I’m From Mugwort Mask:
The Mugwort Mask, on the other hand, I have tested. I have not only finished a whole jar, I’ve already repurchased it!
It’s a wash-off mask with a calming and soothing effect. Thanks to the extract of Artemisia Princeps (2.1%) it contains, it quickly soothes irritations and rednesses while having a refreshing and calming effect. It also has a mild detoxifying and purifying effect.
Its gel texture contains mugwort powder to help regulate the skin temperature. It’s ideal in case of inflammation for an immediate refreshing effect!
It also helps the skin to heal faster, so it’s an ideal mask if you have acne-prone skin like me.
I use it as a medium layer on my clean skin, once a week. I leave it for about 20 minutes (it doesn’t dry out) and rinse it off with warm water. It contains small pieces of Mugwort (they look like twigs), so it’s a little difficult to rinse, but if you do it in the shower for example, it won’t be an issue!
I think it also smells very nice; it’s a natural earthy smell that I really enjoy.
In short, it’s a very pleasant and perfect mask if you want a detoxifying effect without drying your skin out!

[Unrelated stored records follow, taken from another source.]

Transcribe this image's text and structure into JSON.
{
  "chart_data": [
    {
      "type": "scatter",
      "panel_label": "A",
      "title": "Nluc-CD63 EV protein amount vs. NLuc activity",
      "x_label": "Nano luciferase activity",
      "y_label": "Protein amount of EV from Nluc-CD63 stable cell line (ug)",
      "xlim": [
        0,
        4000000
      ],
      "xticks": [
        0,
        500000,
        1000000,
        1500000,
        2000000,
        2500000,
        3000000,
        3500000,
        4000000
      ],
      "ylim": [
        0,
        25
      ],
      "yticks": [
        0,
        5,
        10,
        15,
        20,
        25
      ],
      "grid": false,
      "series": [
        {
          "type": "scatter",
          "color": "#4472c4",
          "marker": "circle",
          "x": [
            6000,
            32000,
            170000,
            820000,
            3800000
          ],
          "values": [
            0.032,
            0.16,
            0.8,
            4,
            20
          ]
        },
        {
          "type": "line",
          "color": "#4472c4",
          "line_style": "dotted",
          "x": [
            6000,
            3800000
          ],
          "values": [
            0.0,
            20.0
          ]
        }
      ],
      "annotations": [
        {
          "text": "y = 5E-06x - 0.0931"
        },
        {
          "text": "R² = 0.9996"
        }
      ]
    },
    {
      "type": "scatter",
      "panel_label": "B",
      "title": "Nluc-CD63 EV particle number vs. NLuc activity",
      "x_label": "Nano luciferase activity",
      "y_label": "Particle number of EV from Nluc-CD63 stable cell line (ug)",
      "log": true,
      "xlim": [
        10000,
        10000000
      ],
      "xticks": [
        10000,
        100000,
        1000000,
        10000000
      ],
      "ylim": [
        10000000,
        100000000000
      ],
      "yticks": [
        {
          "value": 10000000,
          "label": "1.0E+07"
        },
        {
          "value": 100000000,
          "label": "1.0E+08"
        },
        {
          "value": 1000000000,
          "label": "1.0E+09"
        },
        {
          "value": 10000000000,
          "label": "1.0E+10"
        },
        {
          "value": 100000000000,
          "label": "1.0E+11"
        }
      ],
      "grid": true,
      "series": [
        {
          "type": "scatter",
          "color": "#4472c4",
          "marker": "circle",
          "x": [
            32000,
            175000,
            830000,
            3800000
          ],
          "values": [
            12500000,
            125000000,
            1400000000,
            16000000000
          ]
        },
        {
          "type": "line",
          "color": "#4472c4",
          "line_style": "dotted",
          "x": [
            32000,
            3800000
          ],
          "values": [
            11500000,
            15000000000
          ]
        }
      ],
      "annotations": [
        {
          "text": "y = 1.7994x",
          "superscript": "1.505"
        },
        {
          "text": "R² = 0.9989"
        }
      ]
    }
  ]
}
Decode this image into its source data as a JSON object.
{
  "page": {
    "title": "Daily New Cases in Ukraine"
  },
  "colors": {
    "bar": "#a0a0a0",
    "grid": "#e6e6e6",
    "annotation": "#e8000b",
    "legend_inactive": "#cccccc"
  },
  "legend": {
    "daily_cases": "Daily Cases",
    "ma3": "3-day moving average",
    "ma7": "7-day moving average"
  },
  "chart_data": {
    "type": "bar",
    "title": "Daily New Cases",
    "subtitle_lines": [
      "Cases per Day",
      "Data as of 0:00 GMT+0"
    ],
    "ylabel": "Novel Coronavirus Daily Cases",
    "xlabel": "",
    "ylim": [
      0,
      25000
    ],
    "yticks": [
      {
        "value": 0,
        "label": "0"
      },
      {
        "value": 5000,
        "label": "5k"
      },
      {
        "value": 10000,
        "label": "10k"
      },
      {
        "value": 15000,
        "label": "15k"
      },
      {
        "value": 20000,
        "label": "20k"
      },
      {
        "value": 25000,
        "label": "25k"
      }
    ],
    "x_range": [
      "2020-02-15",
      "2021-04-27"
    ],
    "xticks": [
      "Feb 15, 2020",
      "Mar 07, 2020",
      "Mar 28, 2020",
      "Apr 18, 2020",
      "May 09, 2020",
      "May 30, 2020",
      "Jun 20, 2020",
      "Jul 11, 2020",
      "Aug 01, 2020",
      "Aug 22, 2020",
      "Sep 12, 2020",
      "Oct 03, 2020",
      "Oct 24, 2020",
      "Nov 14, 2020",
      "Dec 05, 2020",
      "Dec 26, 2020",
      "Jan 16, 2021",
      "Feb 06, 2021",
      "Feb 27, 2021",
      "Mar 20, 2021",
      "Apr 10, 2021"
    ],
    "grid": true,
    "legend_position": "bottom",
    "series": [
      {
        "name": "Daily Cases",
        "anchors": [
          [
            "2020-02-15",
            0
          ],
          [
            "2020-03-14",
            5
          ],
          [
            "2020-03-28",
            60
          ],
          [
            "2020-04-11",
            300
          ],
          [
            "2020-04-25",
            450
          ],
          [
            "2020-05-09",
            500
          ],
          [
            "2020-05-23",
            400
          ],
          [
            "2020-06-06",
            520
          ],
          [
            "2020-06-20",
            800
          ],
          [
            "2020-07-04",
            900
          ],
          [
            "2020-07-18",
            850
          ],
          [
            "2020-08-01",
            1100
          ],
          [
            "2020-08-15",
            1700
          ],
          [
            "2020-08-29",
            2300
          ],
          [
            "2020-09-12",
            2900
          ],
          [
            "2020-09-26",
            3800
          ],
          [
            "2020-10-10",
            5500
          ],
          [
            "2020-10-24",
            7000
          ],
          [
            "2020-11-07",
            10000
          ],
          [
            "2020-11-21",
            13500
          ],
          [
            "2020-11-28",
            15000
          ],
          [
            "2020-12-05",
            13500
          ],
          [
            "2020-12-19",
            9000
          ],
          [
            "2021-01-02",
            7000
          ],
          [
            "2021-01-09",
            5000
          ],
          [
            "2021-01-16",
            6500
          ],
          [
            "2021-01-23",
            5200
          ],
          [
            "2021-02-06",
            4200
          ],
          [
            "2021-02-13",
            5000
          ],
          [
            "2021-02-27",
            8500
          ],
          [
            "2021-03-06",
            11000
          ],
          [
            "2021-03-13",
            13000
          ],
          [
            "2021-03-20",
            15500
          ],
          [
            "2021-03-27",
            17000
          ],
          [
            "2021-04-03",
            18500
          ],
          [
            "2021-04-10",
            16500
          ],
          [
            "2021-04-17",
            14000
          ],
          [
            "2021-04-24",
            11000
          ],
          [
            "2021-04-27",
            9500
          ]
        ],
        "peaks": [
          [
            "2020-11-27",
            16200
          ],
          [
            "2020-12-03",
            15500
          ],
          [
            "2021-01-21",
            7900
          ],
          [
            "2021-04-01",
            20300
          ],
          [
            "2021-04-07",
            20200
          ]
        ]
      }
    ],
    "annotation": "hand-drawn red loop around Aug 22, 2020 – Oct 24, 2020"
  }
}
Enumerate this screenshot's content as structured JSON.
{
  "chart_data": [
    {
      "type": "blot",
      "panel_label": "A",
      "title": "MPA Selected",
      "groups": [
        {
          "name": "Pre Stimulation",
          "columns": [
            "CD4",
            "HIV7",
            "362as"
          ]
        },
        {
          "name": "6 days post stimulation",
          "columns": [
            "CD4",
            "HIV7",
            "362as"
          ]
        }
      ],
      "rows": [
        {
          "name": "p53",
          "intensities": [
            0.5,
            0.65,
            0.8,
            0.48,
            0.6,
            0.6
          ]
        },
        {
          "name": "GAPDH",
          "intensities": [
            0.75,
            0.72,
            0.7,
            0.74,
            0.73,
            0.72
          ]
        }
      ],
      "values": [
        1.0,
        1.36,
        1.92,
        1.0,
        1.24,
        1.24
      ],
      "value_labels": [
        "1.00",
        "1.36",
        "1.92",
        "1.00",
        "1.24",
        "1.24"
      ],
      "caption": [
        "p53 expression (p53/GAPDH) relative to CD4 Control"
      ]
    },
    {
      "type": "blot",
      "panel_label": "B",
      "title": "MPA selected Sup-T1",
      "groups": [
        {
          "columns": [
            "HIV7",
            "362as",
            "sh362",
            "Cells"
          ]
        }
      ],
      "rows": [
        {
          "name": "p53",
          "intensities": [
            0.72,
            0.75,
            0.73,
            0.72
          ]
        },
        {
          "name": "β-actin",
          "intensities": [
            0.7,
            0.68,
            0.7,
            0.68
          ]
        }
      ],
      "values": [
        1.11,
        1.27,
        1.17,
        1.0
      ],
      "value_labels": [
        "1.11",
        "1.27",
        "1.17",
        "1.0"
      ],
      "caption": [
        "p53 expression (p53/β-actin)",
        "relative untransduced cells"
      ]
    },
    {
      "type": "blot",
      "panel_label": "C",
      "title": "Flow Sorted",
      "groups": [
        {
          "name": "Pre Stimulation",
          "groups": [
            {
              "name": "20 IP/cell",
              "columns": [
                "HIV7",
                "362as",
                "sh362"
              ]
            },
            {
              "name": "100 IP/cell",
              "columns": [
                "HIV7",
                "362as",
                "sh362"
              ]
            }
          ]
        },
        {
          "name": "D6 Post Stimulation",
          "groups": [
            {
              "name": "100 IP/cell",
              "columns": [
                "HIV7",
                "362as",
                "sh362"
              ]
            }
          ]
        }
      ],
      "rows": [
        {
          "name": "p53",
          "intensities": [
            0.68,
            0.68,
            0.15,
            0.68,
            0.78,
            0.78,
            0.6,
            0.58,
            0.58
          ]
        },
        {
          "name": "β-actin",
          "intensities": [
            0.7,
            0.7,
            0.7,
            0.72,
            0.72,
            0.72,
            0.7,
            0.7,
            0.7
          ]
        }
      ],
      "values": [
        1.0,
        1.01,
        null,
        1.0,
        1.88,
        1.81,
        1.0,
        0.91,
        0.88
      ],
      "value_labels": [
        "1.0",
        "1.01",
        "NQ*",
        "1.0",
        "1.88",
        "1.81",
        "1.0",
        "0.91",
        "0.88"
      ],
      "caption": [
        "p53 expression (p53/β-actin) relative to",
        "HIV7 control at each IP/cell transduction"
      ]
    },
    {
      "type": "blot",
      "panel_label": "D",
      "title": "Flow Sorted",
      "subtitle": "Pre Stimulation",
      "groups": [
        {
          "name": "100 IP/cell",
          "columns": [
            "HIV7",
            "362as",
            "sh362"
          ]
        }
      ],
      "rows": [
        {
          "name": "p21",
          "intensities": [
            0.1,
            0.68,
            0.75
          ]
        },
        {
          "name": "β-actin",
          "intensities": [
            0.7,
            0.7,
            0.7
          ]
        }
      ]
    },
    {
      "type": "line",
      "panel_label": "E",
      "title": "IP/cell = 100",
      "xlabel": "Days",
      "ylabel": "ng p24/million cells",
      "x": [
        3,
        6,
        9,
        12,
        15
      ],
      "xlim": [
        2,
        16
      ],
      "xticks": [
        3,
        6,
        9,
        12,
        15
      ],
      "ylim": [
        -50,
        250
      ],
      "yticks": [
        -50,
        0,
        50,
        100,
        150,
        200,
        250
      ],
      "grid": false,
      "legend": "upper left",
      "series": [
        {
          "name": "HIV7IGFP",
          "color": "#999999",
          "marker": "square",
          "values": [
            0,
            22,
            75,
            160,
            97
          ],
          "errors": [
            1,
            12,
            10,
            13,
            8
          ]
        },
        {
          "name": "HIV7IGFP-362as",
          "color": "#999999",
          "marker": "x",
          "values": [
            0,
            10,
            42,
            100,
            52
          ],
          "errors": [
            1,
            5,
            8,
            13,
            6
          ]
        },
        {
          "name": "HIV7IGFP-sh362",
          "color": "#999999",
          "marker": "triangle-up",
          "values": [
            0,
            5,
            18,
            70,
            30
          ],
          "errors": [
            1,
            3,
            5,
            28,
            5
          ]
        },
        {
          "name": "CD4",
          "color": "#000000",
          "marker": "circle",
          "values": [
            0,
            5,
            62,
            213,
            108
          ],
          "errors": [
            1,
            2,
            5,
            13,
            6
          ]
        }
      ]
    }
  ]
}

I’m From Mugwort Sheet Mask:
You already know how much I love sheet masks… I couldn’t miss a Mugwort sheet mask, obviously!
The sheet mask I’m From Mugwort contains 91.45% Princeps Artemisia extract for a moisturizing and refreshing effect, but also soothing and calming.
This Mugwort Sheet Mask is made of 100% vegetable fabric to reduce the risk of skin irritation. It’s also very thin to adhere as much as possible to the face.
I tried it and I really liked the soothing and fresh effect on my skin. On the other hand, a small word of advice, don’t make the same mistake as me: don’t leave it for more than 20 minutes, because the thinness of the fabric makes this mask dry fairly quickly!
Whether you need a calming effect against various skin rashes and/or redness, or simply have dry and irritated skin, Mugwort could very well be the magic ingredient to solve all these skin problems!
With the ever-increasing pollution, both in Korea and unfortunately all over the world, I feel we’ll see more and more of these types of calming ingredients that help to strengthen the skin barrier!
Have you ever tried Mugwort products? Are you interested in this ingredient?
Missha Time Revolution Artemisia Treatment Essence
“A concentrated, soothing essence that formulated with double fermented Artemisia Annua Extract to soothe, balance skin.”
– the simple, elegant packaging, which has a luxurious touch,
– the super simple formula with just one ingredient,
– the liquid texture that the skin absorbs like water,
– the clarifying and soothing effect,
– the moisturizing effect,
– I also like its herbal scent.
– the price, a little more expensive than other essences,
– you have to order it online to buy it if you live outside of Korea.